Let me experiment with the simplified version you suggest, and see what I get.

> > +               } else if (old.alloc_stack_hash == alloc_stack_hash && old.covered) {
> > +                       new.covered = old.covered + val;
> > +               } else {
> > +                       /*
> > +                        * Hash mismatch or covered has become zero. The latter
> > +                        * is possible if we race with:
> > +                        *      reset (!= alloc_stack_hash)
> > +                        *       -> reset (== alloc_stack_hash)
> > +                        *        -> decrement
> > +                        */
> > +                       break;
> > +               }
> > +       } while (!atomic64_try_cmpxchg_relaxed(bucket, (s64 *)&old.entry, (s64)new.entry));
> > +}
> > +
> >  static bool kfence_protect(unsigned long addr)
> >  {
> >         return !KFENCE_WARN_ON(!kfence_protect_page(ALIGN_DOWN(addr, PAGE_SIZE), true));
> > @@ -261,7 +348,8 @@ static __always_inline void for_each_canary(const struct kfence_metadata *meta,
> >         }
> >  }
> >
> > -static void *kfence_guarded_alloc(struct kmem_cache *cache, size_t size, gfp_t gfp)
> > +static void *
> > +kfence_guarded_alloc(struct kmem_cache *cache, size_t size, gfp_t gfp, u32 alloc_stack_hash)
> >  {
> >         struct kfence_metadata *meta = NULL;
> >         unsigned long flags;
> > @@ -322,6 +410,8 @@ static void *kfence_guarded_alloc(struct kmem_cache *cache, size_t size, gfp_t g
> >         /* Pairs with READ_ONCE() in kfence_shutdown_cache(). */
> >         WRITE_ONCE(meta->cache, cache);
> >         meta->size = size;
> > +       meta->alloc_stack_hash = alloc_stack_hash;
> > +
> >         for_each_canary(meta, set_canary_byte);
> >
> >         /* Set required struct page fields. */
> > @@ -334,6 +424,8 @@ static void *kfence_guarded_alloc(struct kmem_cache *cache, size_t size, gfp_t g
> >
> >         raw_spin_unlock_irqrestore(&meta->lock, flags);
> >
> > +       alloc_covered_add(alloc_stack_hash, 1);
> > +
> >         /* Memory initialization. */
> >
> >         /*
> > @@ -362,6 +454,7 @@ static void *kfence_guarded_alloc(struct kmem_cache *cache, size_t size, gfp_t g
> >  static void kfence_guarded_free(void *addr, struct kfence_metadata *meta, bool zombie)
> >  {
> >         struct kcsan_scoped_access assert_page_exclusive;
> > +       u32 alloc_stack_hash;
> >         unsigned long flags;
> >
> >         raw_spin_lock_irqsave(&meta->lock, flags);
> > @@ -404,8 +497,13 @@ static void kfence_guarded_free(void *addr, struct kfence_metadata *meta, bool z
> >         /* Mark the object as freed. */
> >         metadata_update_state(meta, KFENCE_OBJECT_FREED);
> >
> > +       alloc_stack_hash = meta->alloc_stack_hash;
> > +       meta->alloc_stack_hash = 0;
> > +
> >         raw_spin_unlock_irqrestore(&meta->lock, flags);
> >
> > +       alloc_covered_add(alloc_stack_hash, -1);
> > +
> >         /* Protect to detect use-after-frees. */
> >         kfence_protect((unsigned long)addr);
> >
> > @@ -744,6 +842,8 @@ void kfence_shutdown_cache(struct kmem_cache *s)
> >
> >  void *__kfence_alloc(struct kmem_cache *s, size_t size, gfp_t flags)
> >  {
> > +       u32 alloc_stack_hash;
> > +
> >         /*
> >          * Perform size check before switching kfence_allocation_gate, so that
> >          * we don't disable KFENCE without making an allocation.

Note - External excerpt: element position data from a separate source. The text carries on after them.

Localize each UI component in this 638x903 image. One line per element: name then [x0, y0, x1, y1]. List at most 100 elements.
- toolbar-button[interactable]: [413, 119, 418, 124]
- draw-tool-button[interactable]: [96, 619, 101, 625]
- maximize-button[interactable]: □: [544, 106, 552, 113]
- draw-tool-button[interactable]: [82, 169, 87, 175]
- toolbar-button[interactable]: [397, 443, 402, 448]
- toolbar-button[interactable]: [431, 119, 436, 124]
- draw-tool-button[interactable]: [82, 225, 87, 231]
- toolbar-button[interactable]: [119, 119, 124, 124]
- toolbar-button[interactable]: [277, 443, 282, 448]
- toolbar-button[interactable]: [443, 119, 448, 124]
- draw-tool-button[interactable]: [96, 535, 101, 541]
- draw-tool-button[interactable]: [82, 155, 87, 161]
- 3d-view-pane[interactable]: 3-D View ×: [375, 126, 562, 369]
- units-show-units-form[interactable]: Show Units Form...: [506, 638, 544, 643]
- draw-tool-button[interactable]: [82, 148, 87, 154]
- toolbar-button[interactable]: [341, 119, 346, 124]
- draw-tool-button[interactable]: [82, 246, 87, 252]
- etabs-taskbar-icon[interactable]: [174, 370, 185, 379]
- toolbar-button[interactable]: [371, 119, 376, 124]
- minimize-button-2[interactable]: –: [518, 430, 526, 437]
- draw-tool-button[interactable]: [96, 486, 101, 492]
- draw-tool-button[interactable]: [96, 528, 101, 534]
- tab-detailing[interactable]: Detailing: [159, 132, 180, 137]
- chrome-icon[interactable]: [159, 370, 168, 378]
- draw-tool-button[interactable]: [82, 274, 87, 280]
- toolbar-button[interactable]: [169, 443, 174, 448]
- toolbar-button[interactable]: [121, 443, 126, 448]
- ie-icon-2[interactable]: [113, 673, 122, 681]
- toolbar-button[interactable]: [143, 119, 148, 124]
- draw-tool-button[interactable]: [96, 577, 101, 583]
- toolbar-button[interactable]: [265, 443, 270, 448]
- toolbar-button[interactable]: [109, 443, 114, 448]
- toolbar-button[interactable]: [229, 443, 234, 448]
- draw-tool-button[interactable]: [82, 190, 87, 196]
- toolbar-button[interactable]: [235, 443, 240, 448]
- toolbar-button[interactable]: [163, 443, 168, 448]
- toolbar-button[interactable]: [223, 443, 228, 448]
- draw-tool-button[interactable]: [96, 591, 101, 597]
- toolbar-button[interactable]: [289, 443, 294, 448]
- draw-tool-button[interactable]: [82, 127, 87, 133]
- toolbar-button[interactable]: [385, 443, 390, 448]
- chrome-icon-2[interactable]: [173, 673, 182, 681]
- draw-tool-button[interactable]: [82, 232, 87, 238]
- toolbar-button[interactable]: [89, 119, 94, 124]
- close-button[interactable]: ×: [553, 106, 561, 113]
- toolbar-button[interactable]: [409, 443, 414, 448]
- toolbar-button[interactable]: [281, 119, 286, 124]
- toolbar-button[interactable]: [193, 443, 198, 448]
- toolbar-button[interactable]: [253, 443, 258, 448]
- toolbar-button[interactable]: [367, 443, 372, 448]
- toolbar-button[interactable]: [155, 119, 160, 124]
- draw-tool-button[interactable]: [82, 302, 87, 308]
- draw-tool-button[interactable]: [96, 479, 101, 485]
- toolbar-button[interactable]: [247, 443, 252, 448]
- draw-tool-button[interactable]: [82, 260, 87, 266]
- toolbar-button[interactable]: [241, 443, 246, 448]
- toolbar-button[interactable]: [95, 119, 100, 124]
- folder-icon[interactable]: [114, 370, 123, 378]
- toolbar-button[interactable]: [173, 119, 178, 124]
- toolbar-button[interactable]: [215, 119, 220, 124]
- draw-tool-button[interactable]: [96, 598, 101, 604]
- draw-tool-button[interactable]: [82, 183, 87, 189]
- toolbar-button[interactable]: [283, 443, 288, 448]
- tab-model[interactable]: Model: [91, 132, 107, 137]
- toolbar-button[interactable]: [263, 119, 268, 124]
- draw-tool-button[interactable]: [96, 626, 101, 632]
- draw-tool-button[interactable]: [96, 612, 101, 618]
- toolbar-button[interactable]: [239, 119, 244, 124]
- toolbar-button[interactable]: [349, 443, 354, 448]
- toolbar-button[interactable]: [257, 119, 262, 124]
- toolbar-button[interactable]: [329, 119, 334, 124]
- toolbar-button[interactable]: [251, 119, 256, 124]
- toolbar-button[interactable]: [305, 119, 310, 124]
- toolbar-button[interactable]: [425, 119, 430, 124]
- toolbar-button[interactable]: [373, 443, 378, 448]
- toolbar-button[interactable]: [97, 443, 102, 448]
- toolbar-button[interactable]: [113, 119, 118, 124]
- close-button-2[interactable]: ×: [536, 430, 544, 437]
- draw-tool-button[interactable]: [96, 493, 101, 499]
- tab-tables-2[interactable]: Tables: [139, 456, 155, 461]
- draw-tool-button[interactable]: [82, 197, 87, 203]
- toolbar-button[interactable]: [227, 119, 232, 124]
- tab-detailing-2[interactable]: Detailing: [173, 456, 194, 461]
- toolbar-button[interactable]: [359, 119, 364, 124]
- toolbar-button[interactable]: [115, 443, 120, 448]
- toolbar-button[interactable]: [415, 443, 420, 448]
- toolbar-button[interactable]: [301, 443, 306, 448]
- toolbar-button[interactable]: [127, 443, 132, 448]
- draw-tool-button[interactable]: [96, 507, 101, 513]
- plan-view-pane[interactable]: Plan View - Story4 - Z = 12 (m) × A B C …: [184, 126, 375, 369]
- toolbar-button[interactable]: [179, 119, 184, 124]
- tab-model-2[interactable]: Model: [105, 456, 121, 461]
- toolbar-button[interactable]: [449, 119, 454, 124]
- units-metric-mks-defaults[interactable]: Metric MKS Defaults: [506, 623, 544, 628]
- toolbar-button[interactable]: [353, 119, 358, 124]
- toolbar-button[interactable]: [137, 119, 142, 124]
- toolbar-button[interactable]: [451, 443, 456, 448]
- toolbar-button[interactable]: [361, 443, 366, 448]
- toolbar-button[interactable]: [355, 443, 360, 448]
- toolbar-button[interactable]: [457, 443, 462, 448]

> > @@ -788,7 +888,23 @@ void *__kfence_alloc(struct kmem_cache *s, size_t size, gfp_t flags)
> >         if (!READ_ONCE(kfence_enabled))
> >                 return NULL;
> >
> > -       return kfence_guarded_alloc(s, size, flags);
> > +       /*
> > +        * Do expensive check for coverage of allocation in slow-path after
> > +        * allocation_gate has already become non-zero, even though it might
> > +        * mean not making any allocation within a given sample interval.
> > +        *
> > +        * This ensures reasonable allocation coverage when the pool is almost
> > +        * full, including avoiding long-lived allocations of the same source
> > +        * filling up the pool (e.g. pagecache allocations).
> > +        */
> > +       alloc_stack_hash = get_alloc_stack_hash();
>
> Is it possible to unwind the stack only once per allocation? I.e.
> unwind here into a buffer on stack and then pass it down?

I'll investigate how bad it looks if we do that.